En décrivant la finitude immédiate, Hegel continue cette allégorie hors du sujet et de son mouvement dialectique : il parle ensuite du « deuil » que la pensée « à la finitude des choses » porte en elle ; il prétend que cette finitude, à cause de cette simplicité qualitative de la négation, qui devient contradiction abstraite du rien et du Vergehen contre l'être, est une des « catégories les plus obstinées de l'intellect » ; il affirme que l'intellect persiste dans ce deuil de la finitude « en faisant du non-être la déterminité des choses, unvergänglich (qui ne passe pas) et absolue ». On commence à comprendre ici que le « deuil » n'est pas celui de la mort, comme on l'avait pensé, mais de l'absence du dépassement, et que Hegel ne se sert que de la sensibilité à la mort chez ses lecteurs pour que le mouvement de la finitude puisse être occulté. Car la finitude n'est pas un deuil pour moi ou pour X, c'est un deuil pour Hegel, pour qui le dépassement est sacré.
Le premier passage de la finitude dans l'infinitude en découle : si la Vergänglichkeit ne passe pas dans son autre, si elle est, selon le concept de la finitude tel que Hegel le développe, qualité, donc négation, qui ne passe pas dans l'affirmation, « alors elle est éternelle » : obstinément et définitivement bloquée sur l'éphémère. Cette première affirmation hégélienne du mauvais infini (le blocage du fini étant à l'infini, on passe en fait dans l'infini, mais l'infini temporel, qui est l'une des formes de son mauvais infini) présuppose l'existence de l'éternité. En réalité, rien ne passe dans l'éternité, sauf la résignation à l'insatisfaction et à la soumission.
De même que Hegel salue la finitude par le deuil, il introduit l'infinitude par une allégorie de l'alléluia : « Au nom de l'infini, sa lumière s'ouvre à l'âme et à l'esprit, qui n'y est pas seulement avec soi d'une manière abstraite, mais s'élève à soi-même, à la lumière de sa pensée, de sa généralité, de sa liberté. » On remarquera le vocabulaire protoreligieux utilisé pour appuyer cet éloge gratuit qui confirme un parti pris infondé.
L'infini, tel qu'il apparaît chez Hegel, est l'infini qualitatif.
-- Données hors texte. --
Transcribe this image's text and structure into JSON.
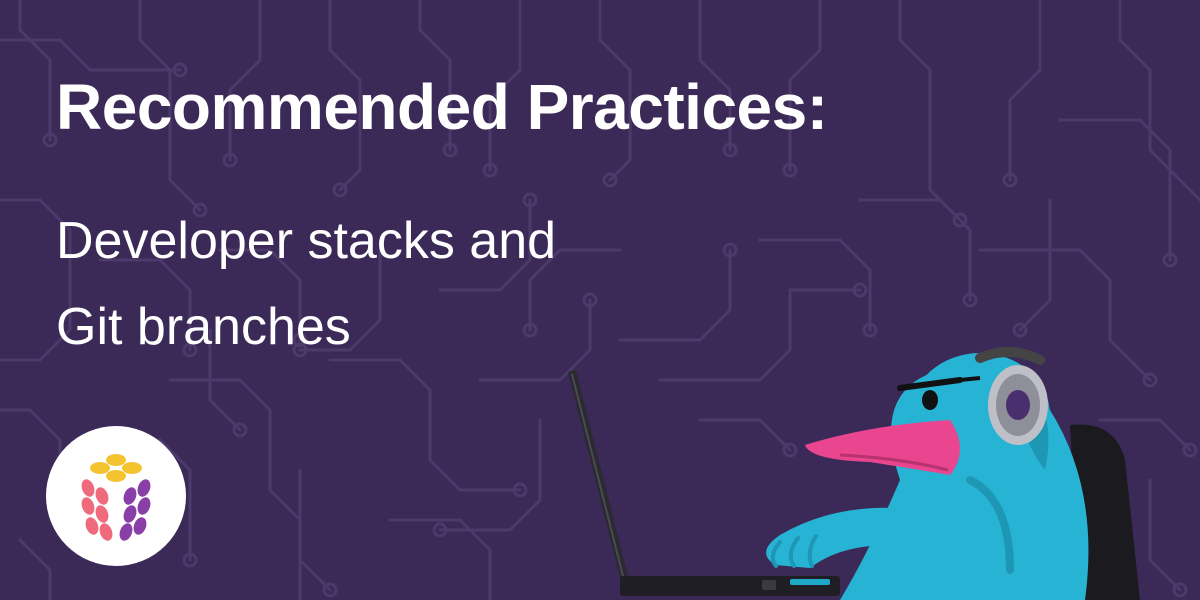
{
  "headline": "Recommended Practices:",
  "subtitle": {
    "line1": "Developer stacks and",
    "line2": "Git branches"
  },
  "colors": {
    "background": "#3b2a57",
    "circuit": "#4b3a6a",
    "text": "#ffffff",
    "logo_yellow": "#f4c430",
    "logo_pink": "#ef6a7d",
    "logo_purple": "#8a3ea8",
    "mascot_body": "#27b3d3",
    "mascot_beak": "#e9468f",
    "headphones": "#bfbfc7"
  },
  "icons": {
    "logo": "platform-logo-icon",
    "mascot": "duck-mascot-illustration"
  }
}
C'est dans l'infini qualitatif que se rencontre la division entre mauvais et bon infini. Après la suppression du mouvement de la qualité apparaît la quantité. La quantité s'élève, dans la logique hégélienne, à l'infini quantitatif, qui est le retour à la qualité, puisque l'infini y devient une qualité. Tout infini quantitatif en tant que tel est mauvais, mais le mauvais infini peut aussi être qualitatif. Si bien que la dialectique du mauvais infini, chez Hegel, préfigure celle de l'infini quantitatif, mais dans la qualité. Le rapport du bon au mauvais infini est donc le principe de tout infini, et c'est bien cette dialectique-là qui est essentielle pour comprendre l'infini, tel qu'il est présenté par Hegel, et non celle de l'infini quantitatif, qui en est essentiellement l'application.
Il convient ici de signaler deux choses : la première est que l'infini de Hegel dépend en vérité du fini, et non l'inverse. Mais comme l'infini est une catégorie centrale de la 'Logique', et que Hegel la glorifie, c'est l'inverse qui apparaît. On a même l'impression que le fini n'est qu'un vulgaire marchepied de l'infini, et qu'il ne s'élève pas à la grandeur du concept. La seconde est que c'est le mauvais infini (et plus tard, l'infini quantitatif) qui permet la véritable dialectique de l'infini chez Hegel. Le concept censé le dépasser, le bon infini (ou par rapport au quantum, l'infini qualitatif), n'est qu'un concept de négation de cet infini « qui n'est rien d'autre que l'ennui de la répétition », mais nullement, comme il est courant chez Hegel, une affirmation qui initierait un mouvement de négatif, puis de dépassement. C'est pourquoi Hegel ne parle presque que du mauvais infini (et de l'infini quantitatif) et pratiquement pas du bon (ni de l'infini qualitatif retrouvé).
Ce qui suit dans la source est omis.